The side effects expected depend largely on the intensity with which treatment is delivered. Both sides of the equation need to be considered before a decision is taken. As a general principle, it is necessary to accept higher risks in terms of side effects when offering relapse treatment than when beginning treatment at initial diagnosis. Sometimes, new treatments become available for which there is no established experience. These treatments are referred to as "experimental" and they are tried in a context of a "clinical study". If your child is given the opportunity to enrol in a clinical study this should be clearly known to you, as should all other alternatives available. Importantly, whether you participate in a clinical study or you do not, will have absolutely no effect on your relationship with your doctor and the other professionals in the Unit, or our commitment to caring for your child and the family.

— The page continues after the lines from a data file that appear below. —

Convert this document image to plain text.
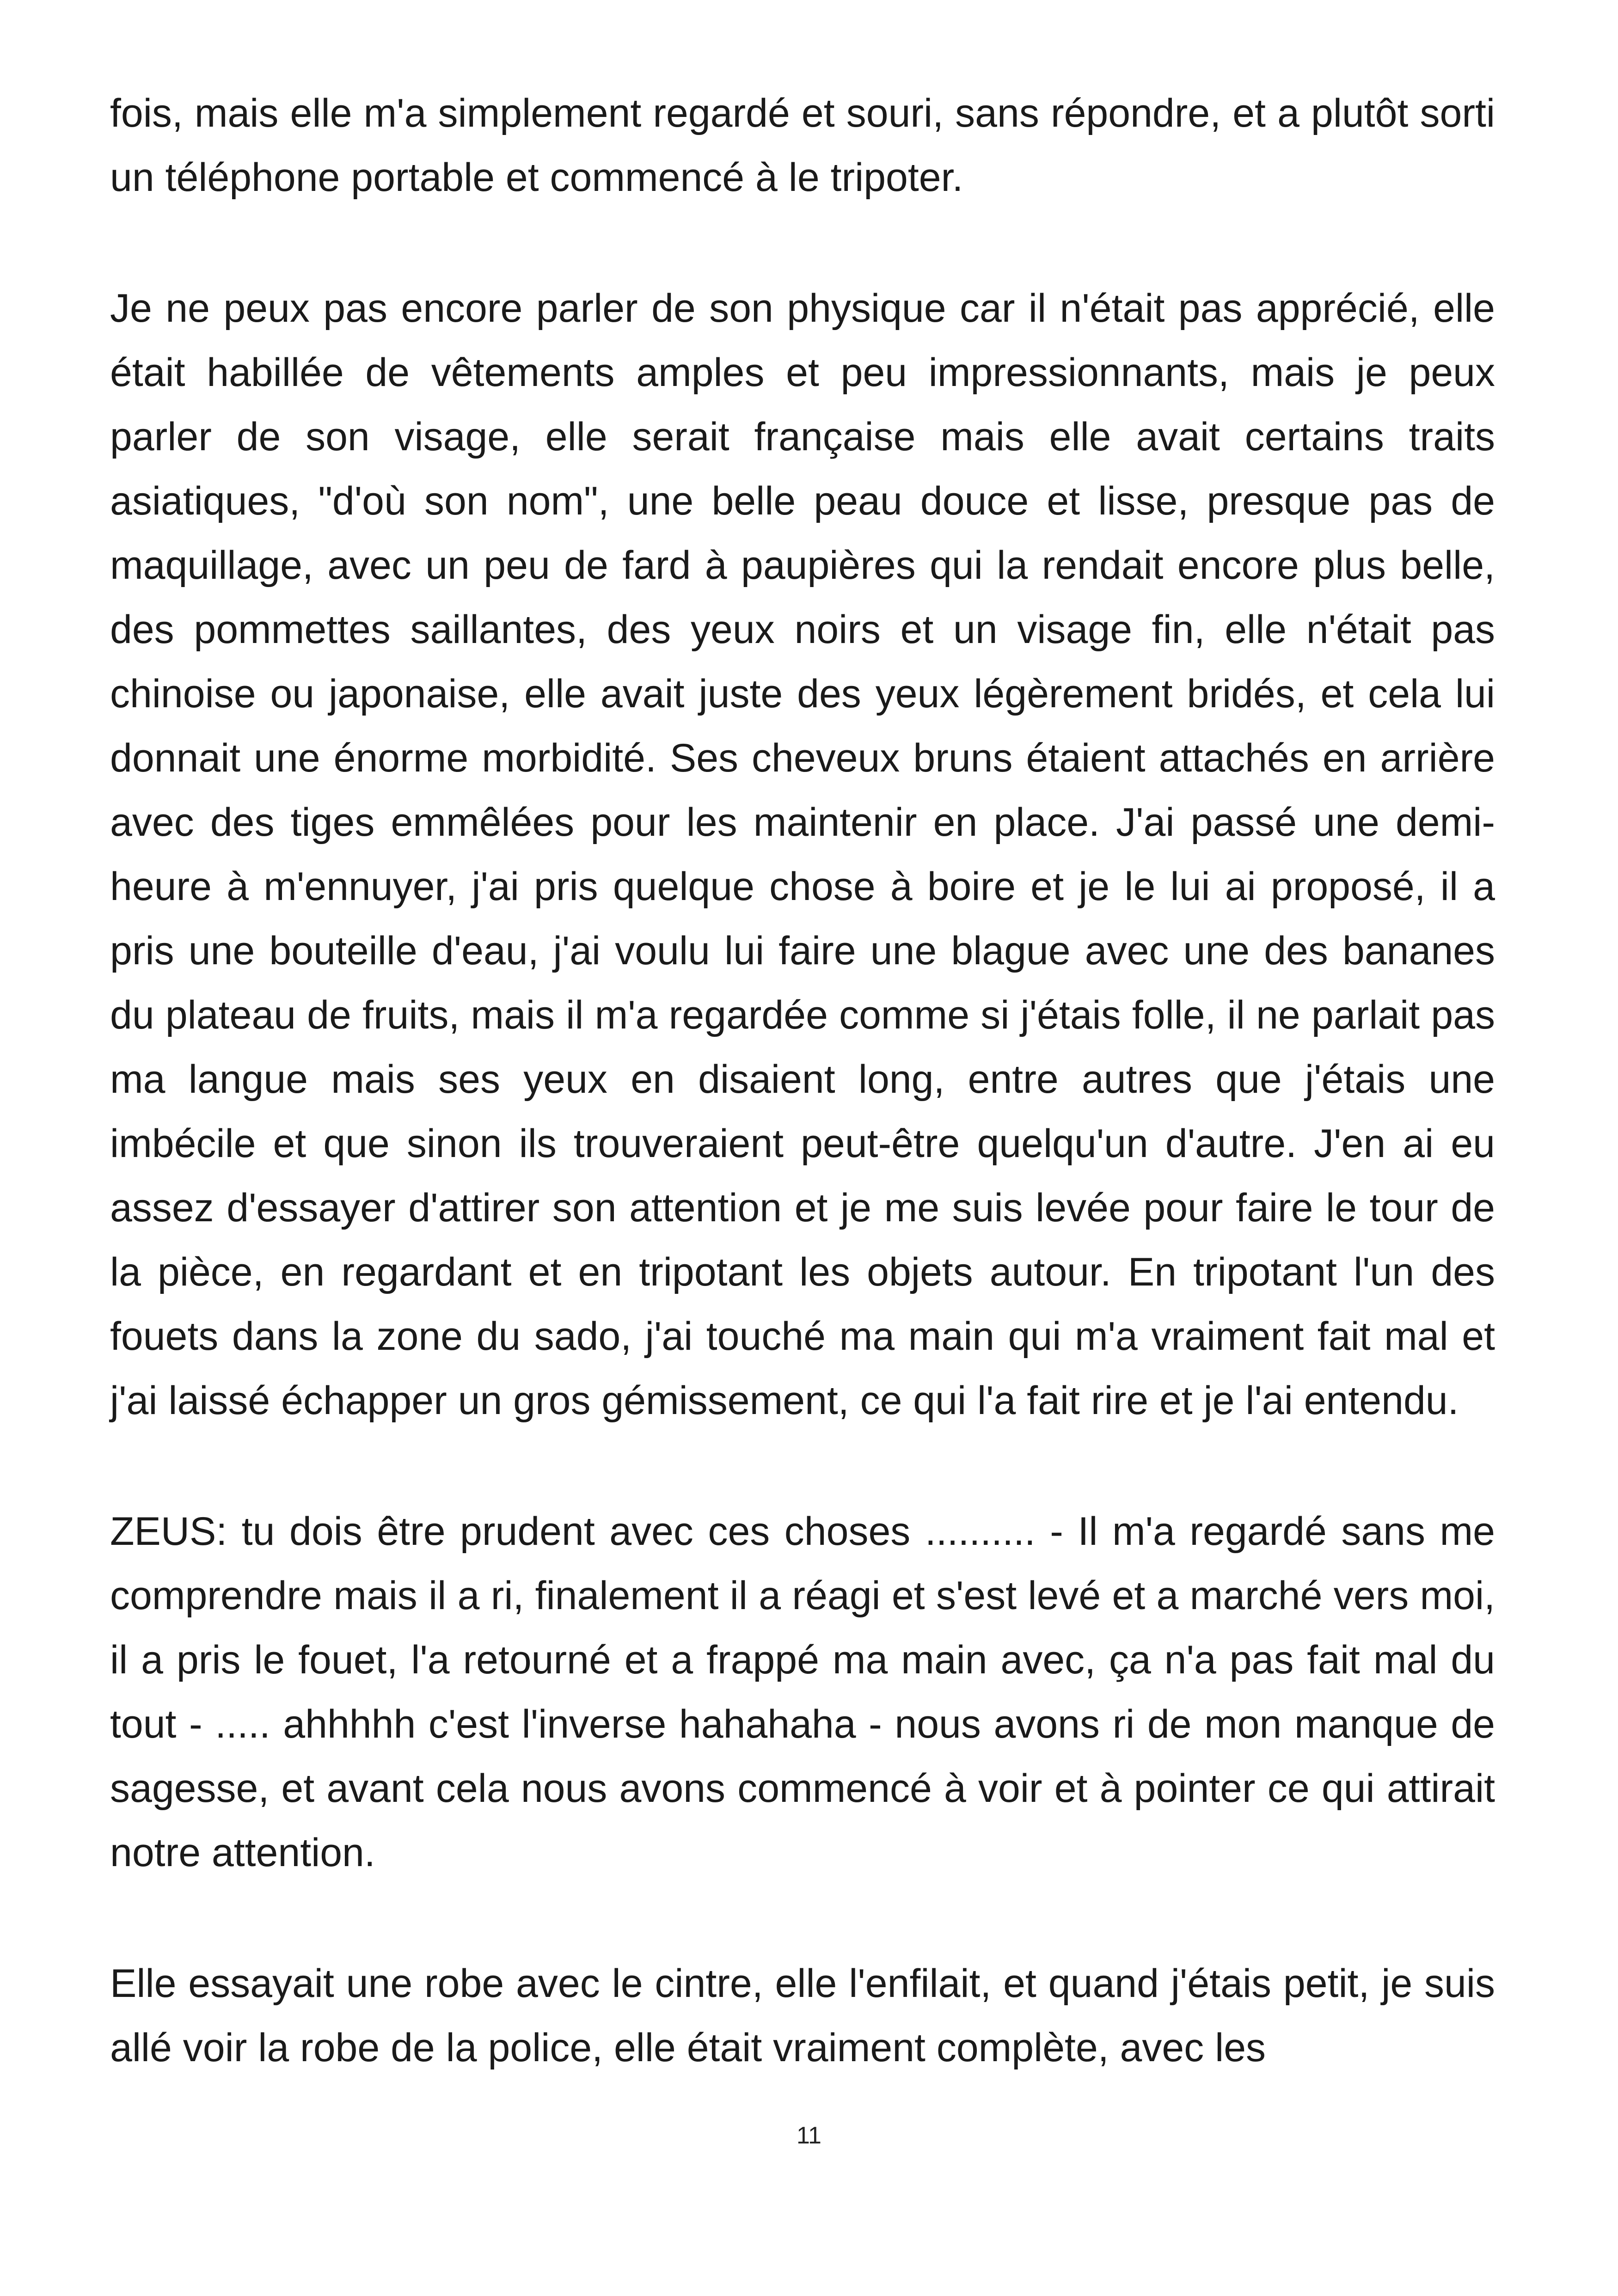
fois, mais elle m'a simplement regardé et souri, sans répondre, et a plutôt sorti un téléphone portable et commencé à le tripoter.

Je ne peux pas encore parler de son physique car il n'était pas apprécié, elle était habillée de vêtements amples et peu impressionnants, mais je peux parler de son visage, elle serait française mais elle avait certains traits asiatiques, "d'où son nom", une belle peau douce et lisse, presque pas de maquillage, avec un peu de fard à paupières qui la rendait encore plus belle, des pommettes saillantes, des yeux noirs et un visage fin, elle n'était pas chinoise ou japonaise, elle avait juste des yeux légèrement bridés, et cela lui donnait une énorme morbidité. Ses cheveux bruns étaient attachés en arrière avec des tiges emmêlées pour les maintenir en place. J'ai passé une demi-heure à m'ennuyer, j'ai pris quelque chose à boire et je le lui ai proposé, il a pris une bouteille d'eau, j'ai voulu lui faire une blague avec une des bananes du plateau de fruits, mais il m'a regardée comme si j'étais folle, il ne parlait pas ma langue mais ses yeux en disaient long, entre autres que j'étais une imbécile et que sinon ils trouveraient peut-être quelqu'un d'autre. J'en ai eu assez d'essayer d'attirer son attention et je me suis levée pour faire le tour de la pièce, en regardant et en tripotant les objets autour. En tripotant l'un des fouets dans la zone du sado, j'ai touché ma main qui m'a vraiment fait mal et j'ai laissé échapper un gros gémissement, ce qui l'a fait rire et je l'ai entendu.

ZEUS: tu dois être prudent avec ces choses .......... - Il m'a regardé sans me comprendre mais il a ri, finalement il a réagi et s'est levé et a marché vers moi, il a pris le fouet, l'a retourné et a frappé ma main avec, ça n'a pas fait mal du tout - ..... ahhhhh c'est l'inverse hahahaha - nous avons ri de mon manque de sagesse, et avant cela nous avons commencé à voir et à pointer ce qui attirait notre attention.

Elle essayait une robe avec le cintre, elle l'enfilait, et quand j'étais petit, je suis allé voir la robe de la police, elle était vraiment complète, avec les

11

If a family chooses to pursue palliative care, it means the emphasis is primarily on optimal quality of life and intensive attempts at achieving further remission are not being pursued. While this is often a very difficult decision to reach, at times it becomes apparent that it is the only reasonable option. Most importantly, the dedication and caring by all our staff that goes into the management of a child and family who are receiving palliative care is as great if not greater than when cure of the cancer is the primary goal. The intensity of treatment is replaced by intensity of support with all the resources available to our Unit. Many members of the health care team are involved in delivering this support, and include input from health professionals closer to home. Local liaison and home care are covered in another chapter of the Patient and Family Information Book.